DataFrame from Analytics CSV file using Tkinter GUI
Download data from your google analytics over a period as CSV file ( Comma Separated value ). This script has four parts.
Part 1 : Download data from google Analytics and save as CSV file. Or you can use sample file available at end of this page.
Part 2 : read the data and create on Pandas DataFrame
Part 3 : Clean the Data to match the requirement
Part 4 : Save the dataframe as CSV file.
Part 1 : Download Analytics data from Google
Inside your google analytics account visit this page
Bahavior > Site Content > All Pages
Create a date range using From date and To date, then select Export and use CSV ( Comma Separated Value ) data as file type.
At the bottom change the show rows option to higher number ( by default it is 10 ) based on number of pages you want to download.
Part II : Read the CSV file and create DataFrame
Use the file browser to connect to any csv ( Comma Separated value ) file on click of a button. Use the read_csv() method to create a Pandas Dataframe by using the selected csv file.
While creating the DataFrame by using read_csv() we have to understand the file structure of the downloaded CSV file. Here the file you download from Google Analytics will have some blank lines at the top and at the end of the page. So we need to skip 6 rows by using the option skiprows.

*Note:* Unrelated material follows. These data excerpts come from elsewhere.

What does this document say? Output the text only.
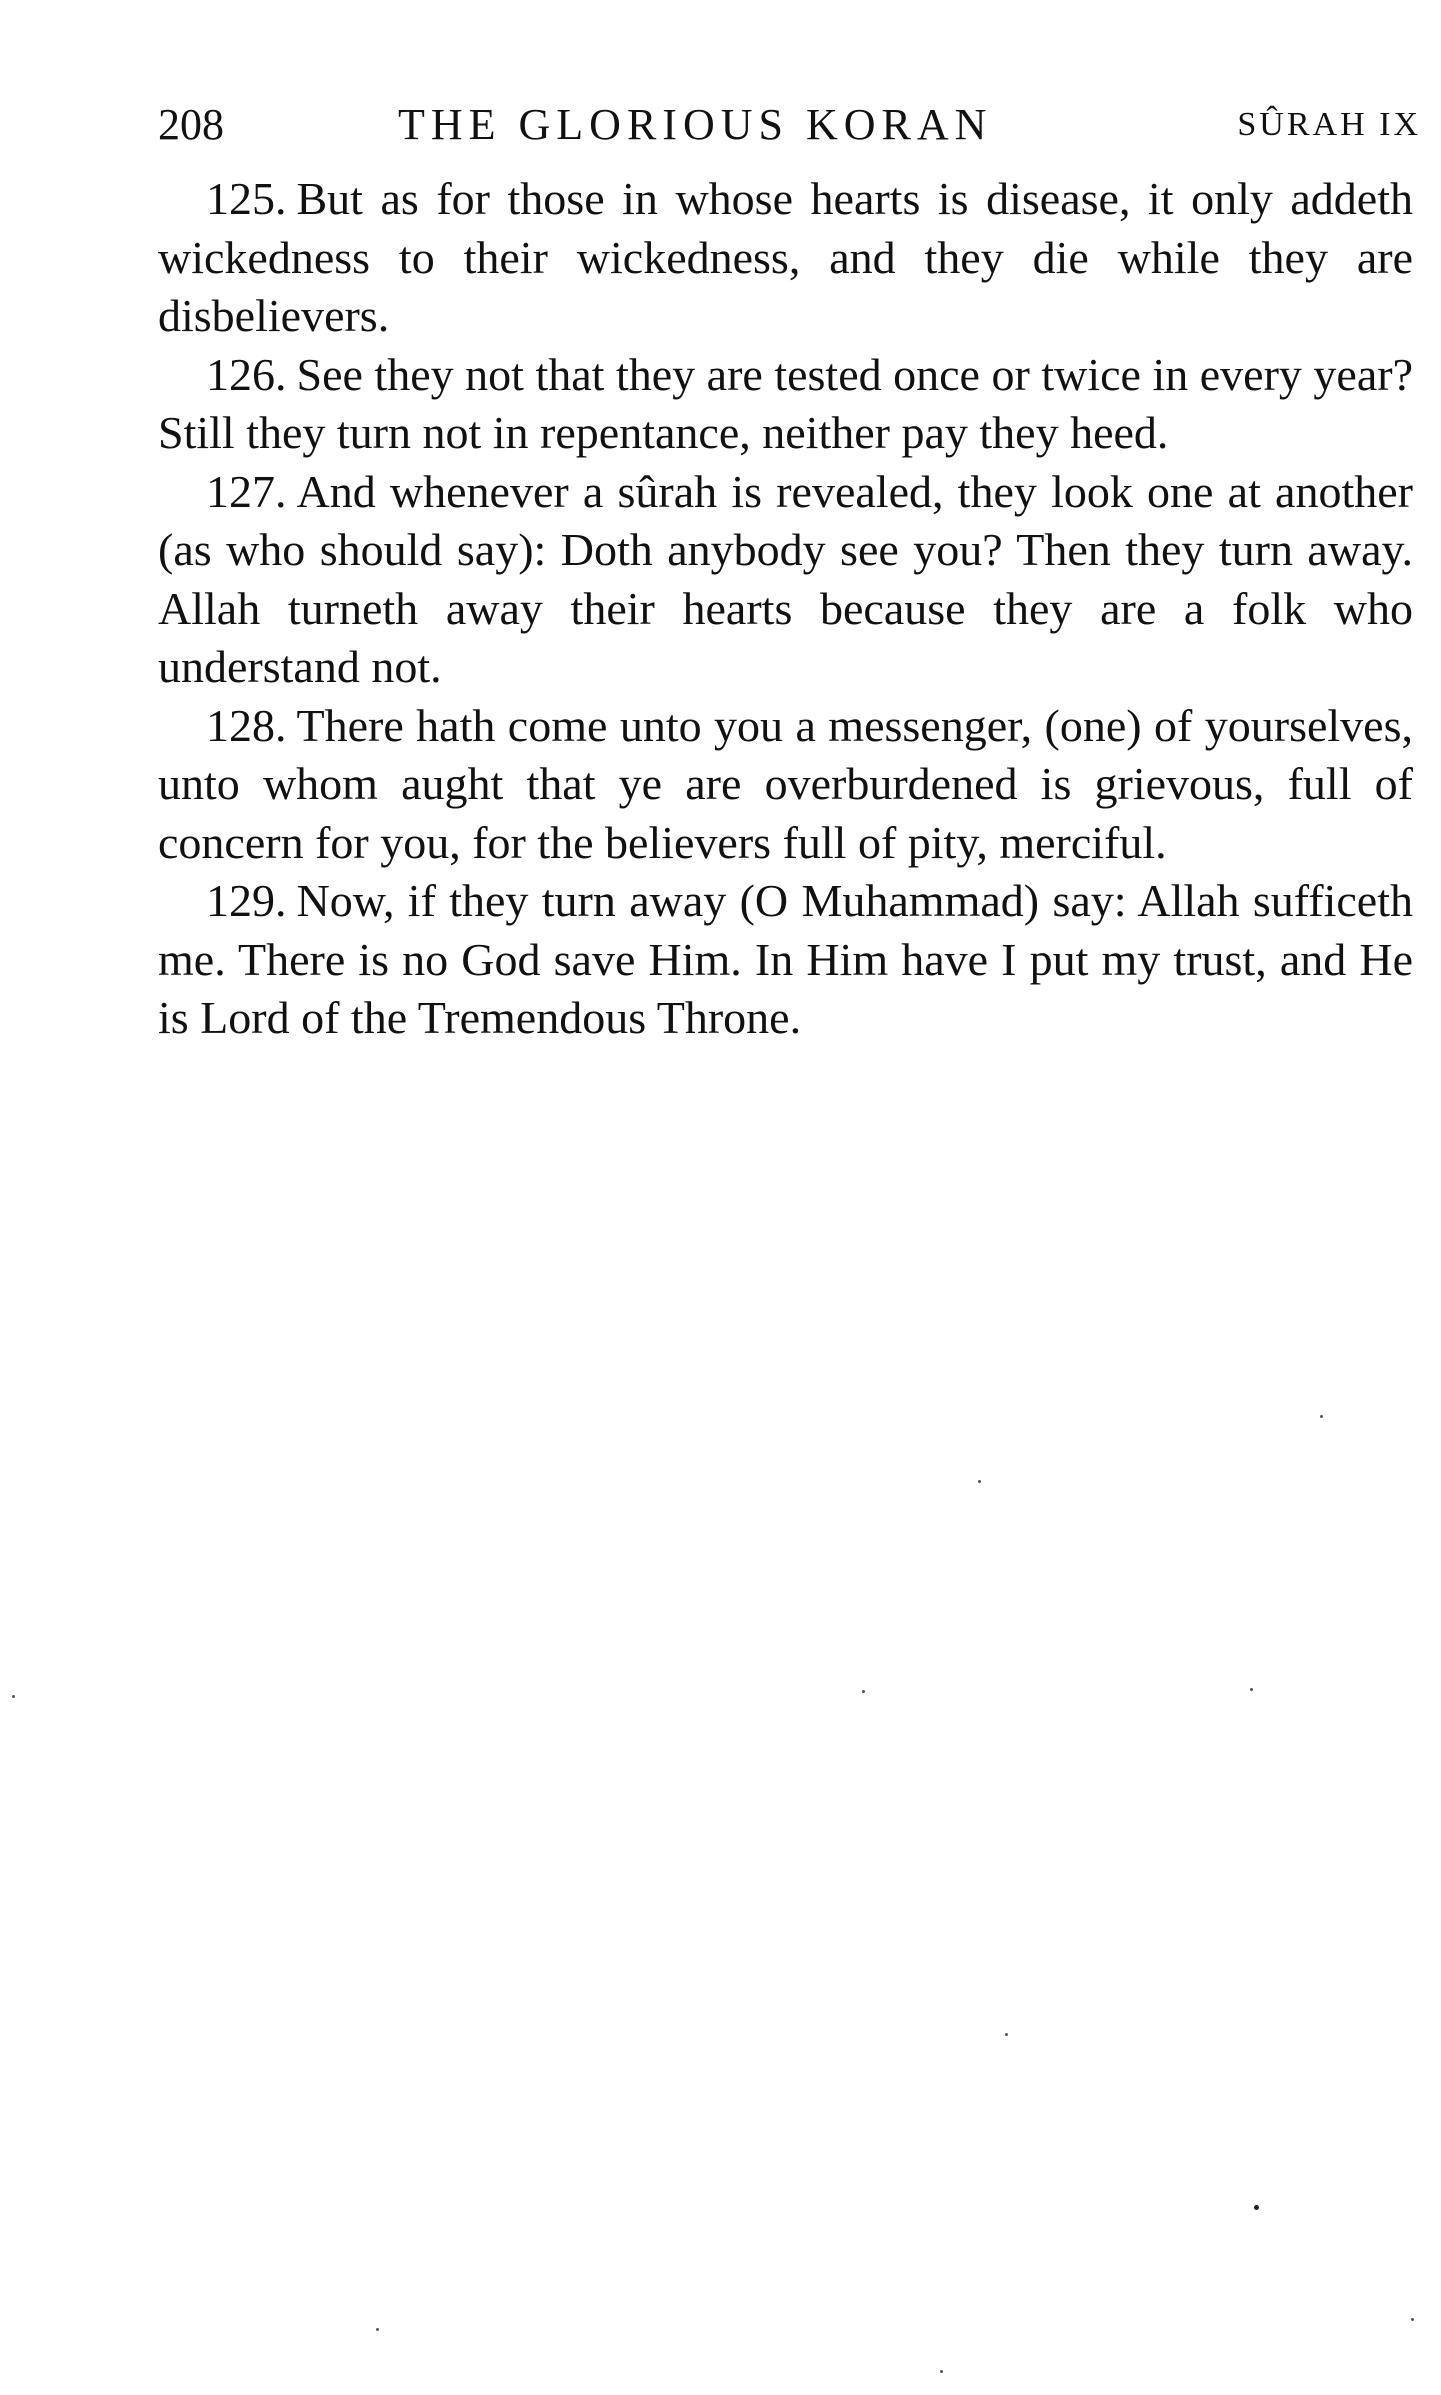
208	THE GLORIOUS KORAN	SÛRAH IX

125. But as for those in whose hearts is disease, it only addeth wickedness to their wickedness, and they die while they are disbelievers.

126. See they not that they are tested once or twice in every year? Still they turn not in repentance, neither pay they heed.

127. And whenever a sûrah is revealed, they look one at another (as who should say): Doth anybody see you? Then they turn away. Allah turneth away their hearts because they are a folk who understand not.

128. There hath come unto you a messenger, (one) of yourselves, unto whom aught that ye are overburdened is grievous, full of concern for you, for the believers full of pity, merciful.

129. Now, if they turn away (O Muhammad) say: Allah sufficeth me. There is no God save Him. In Him have I put my trust, and He is Lord of the Tremendous Throne.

Remove rows with blank data or not real data based on length. Here any data in Page column having length less than 12 and more than 3 are removed. The second part is added to take care of home page which has 0 length. In all other pages length has to be more than 12.
We don't want multiple rows of same page with different query string. Here to indentify such page we checked for presence of ? and based on this matching we removed the row.
df=df[~df.Page.str.contains('\?')]
Delete column
You can delete any column based on your requirment. Here one column Page Value with data is removed.
df.drop(labels='Page Value',axis=1,inplace=True)
Change the column names
To match with the requirment of any database, we can change the column names by removing space and by adding underscore ( _ ). Maintain the sequence.